David Miller July 27, 2017, 4:35 p.m. UTC | #4
From: Jean-Louis Dupond <jean-louis@dupond.be>
Date: Thu, 27 Jul 2017 10:21:56 +0200

> Op 2017-06-22 17:16, schreef David Miller:
>> From: Wei Liu <wei.liu2@citrix.com>
>> Date: Wed, 21 Jun 2017 10:21:22 +0100
>> 
>>> Add a flag to indicate if a queue is rate-limited. Test the flag in
>>> NAPI poll handler and avoid rescheduling the queue if true, otherwise
>>> we risk locking up the host.
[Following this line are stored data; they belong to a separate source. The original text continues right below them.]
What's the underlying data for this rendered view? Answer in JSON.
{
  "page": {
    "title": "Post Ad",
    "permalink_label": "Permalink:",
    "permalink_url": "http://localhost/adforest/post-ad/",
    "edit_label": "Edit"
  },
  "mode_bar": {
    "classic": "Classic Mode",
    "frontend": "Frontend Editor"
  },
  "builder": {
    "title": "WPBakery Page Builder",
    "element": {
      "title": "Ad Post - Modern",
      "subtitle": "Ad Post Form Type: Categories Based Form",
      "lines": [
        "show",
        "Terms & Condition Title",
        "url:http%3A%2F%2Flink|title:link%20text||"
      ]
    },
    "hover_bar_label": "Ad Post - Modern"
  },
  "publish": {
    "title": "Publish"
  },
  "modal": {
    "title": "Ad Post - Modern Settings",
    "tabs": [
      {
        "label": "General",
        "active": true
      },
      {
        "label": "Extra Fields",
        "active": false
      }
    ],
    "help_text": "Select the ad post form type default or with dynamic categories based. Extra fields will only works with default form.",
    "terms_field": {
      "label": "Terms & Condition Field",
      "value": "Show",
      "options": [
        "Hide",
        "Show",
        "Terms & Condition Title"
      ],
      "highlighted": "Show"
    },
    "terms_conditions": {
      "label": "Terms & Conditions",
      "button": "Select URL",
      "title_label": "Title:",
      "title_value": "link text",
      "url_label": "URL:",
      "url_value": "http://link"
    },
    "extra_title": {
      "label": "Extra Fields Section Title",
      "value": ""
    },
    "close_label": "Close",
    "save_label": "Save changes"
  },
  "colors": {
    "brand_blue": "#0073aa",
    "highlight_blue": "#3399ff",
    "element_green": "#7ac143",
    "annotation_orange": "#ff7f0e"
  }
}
The rescheduling will be done in the
>>> timer callback function.
>>> Reported-by: Jean-Louis Dupond <jean-louis@dupond.be>
>>> Signed-off-by: Wei Liu <wei.liu2@citrix.com>
>>> Tested-by: Jean-Louis Dupond <jean-louis@dupond.be>
>> Applied.
> 
> Could this get applied to stable & LTS kernels also?
> Seems important enough in my opinion.

Sure, queued up.
diff mbox

Patch

diff --git a/drivers/net/xen-netback/common.h b/drivers/net/xen-netback/common.h
index 530586be05b4..5b1d2e8402d9 100644
--- a/drivers/net/xen-netback/common.h
+++ b/drivers/net/xen-netback/common.h
@@ -199,6 +199,7 @@  struct xenvif_queue { /* Per-queue data for xenvif */
 	unsigned long   remaining_credit;
 	struct timer_list credit_timeout;
 	u64 credit_window_start;
+	bool rate_limited;
 
 	/* Statistics */
 	struct xenvif_stats stats;
diff --git a/drivers/net/xen-netback/interface.c b/drivers/net/xen-netback/interface.c
index 8397f6c92451..e322a862ddfe 100644
--- a/drivers/net/xen-netback/interface.c
+++ b/drivers/net/xen-netback/interface.c
@@ -106,7 +106,11 @@  static int xenvif_poll(struct napi_struct *napi, int budget)
 
 	if (work_done < budget) {
 		napi_complete_done(napi, work_done);
-		xenvif_napi_schedule_or_enable_events(queue);
+		/* If the queue is rate-limited, it shall be
+		 * rescheduled in the timer callback.
+		 */
+		if (likely(!queue->rate_limited))
+			xenvif_napi_schedule_or_enable_events(queue);
 	}
 
 	return work_done;
diff --git a/drivers/net/xen-netback/netback.c b/drivers/net/xen-netback/netback.c
index 602d408fa25e..5042ff8d449a 100644
--- a/drivers/net/xen-netback/netback.c
+++ b/drivers/net/xen-netback/netback.c
@@ -180,6 +180,7 @@  static void tx_add_credit(struct xenvif_queue *queue)
 		max_credit = ULONG_MAX; /* wrapped: clamp to ULONG_MAX */
 
 	queue->remaining_credit = min(max_credit, max_burst);
+	queue->rate_limited = false;
 }
 
 void xenvif_tx_credit_callback(unsigned long data)
@@ -686,8 +687,10 @@  static bool tx_credit_exceeded(struct xenvif_queue *queue, unsigned size)
 		msecs_to_jiffies(queue->credit_usec / 1000);
 
 	/* Timer could already be pending in rare cases. */
-	if (timer_pending(&queue->credit_timeout))
+	if (timer_pending(&queue->credit_timeout)) {
+		queue->rate_limited = true;
 		return true;
+	}
 
 	/* Passed the point where we can replenish credit? */
 	if (time_after_eq64(now, next_credit)) {
@@ -702,6 +705,7 @@  static bool tx_credit_exceeded(struct xenvif_queue *queue, unsigned size)
 		mod_timer(&queue->credit_timeout,
 			  next_credit);
 		queue->credit_window_start = next_credit;
+		queue->rate_limited = true;
 
 		return true;
 	}